No caso, porém, de contratos cuja execução é prevista para ultrapassar o exercício financeiro deverá ser considerado o tempo estimado e o correspondente ao valor total a ser despendido, para fins de enquadramento na tabela de valores constante do art. 23, da Lei de Licitações.
24. Diante disso, a modalidade de licitação apropriada para a contratação da agência de viagens seria a Concorrência e não a Tomada de Preços, o que permitiria maior competitividade ao processo licitatório.
25. No entanto, conforme salientado pelos autores mencionados, a modalidade de licitação a ser adotada nos casos de contratos que prevejam a possibilidade de prorrogações sucessivas, deve corresponder ao respectivo valor legal previsto para o total estimado a ser despendido.
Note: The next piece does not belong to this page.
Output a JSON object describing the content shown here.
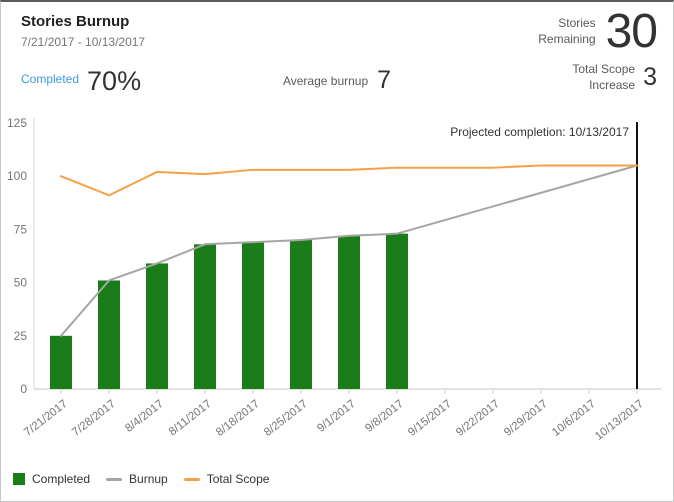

Assim, a nosso ver, não é razoável, a princípio, exigir que o gestor precise, de antemão, o total a ser gasto considerando todas as prorrogações possíveis previstas no contrato original. Porém, conforme pesquisa ao sistema Siafi, o limite de R$ 650.000,00 definido para a modalidade de licitação tomada de preços, adotada pelo MinC, foi ultrapassado já em 09.09.1997, quando foi emitida a OB01830 (gestão tesouro nacional), ou seja, apenas seis meses após a assinatura do Contrato 004/97 (TCU – Acórdão nº 1725/03 – 1ª Câmara).
Para a observância do disposto no art. 23 da Lei 8.666/93, em se tratando da contratação de serviços de natureza continuada, nos casos em que não se pode utilizar o pregão, a determinação da modalidade de licitação deve ocorrer em função do valor global do contrato, incluindo-se as possíveis prorrogações previstas no art. 57, inc. II, da Lei (TCU – Acórdão 745/2011 – 2ª Câmara)."
Nesse mesmo sentido, a Orientação Normativa nº 10/2009, da Advocacia Geral da União:
"ON 10/09, AGU. A definição do valor da contratação levará em conta o período de vigência do contrato e as possíveis prorrogações para: a) realização de licitação exclusiva (microempresa, empresa de pequeno porte e sociedade cooperativa); b) a escolha de uma das modalidades convencionais (concorrência, tomada de preços e convite); e c) o enquadramento das contratações previstas nos arts. 24, inc. I e II, da Lei 8.666, de 1993."
Nesse sentido, com relação às contratações celebradas com fundamento no artigo 24, inciso II, da Lei nº 8.666/93, inclino-me ao entendimento manifestado pelo professor Marçal Justen Filho, adotado pela Corte de Contas da União, no sentido de que as contratações diretas, formalizadas com fulcro neste dispositivo, levem em consideração o valor correspondente ao prazo total da possível vigência do "todo contratual", já considerando, portanto, eventuais prorrogações, como forma de evitar qualquer espécie de burla ao processo licitatório.
Dessa forma, guardo entendimento de que não pode o administrador público realizar a prorrogação de contratos administrativos celebrados com fulcro no artigo 24, inciso II, da Lei nº 8.666/93, que culminem no dispêndio, para o ente, de valores os quais, somados, ultrapassem, para a mesma contratação, o montante de R$ 17.600, previsto na Lei nº 8.666/93 como limitador para a formalização de contratações diretas por "pequeno valor".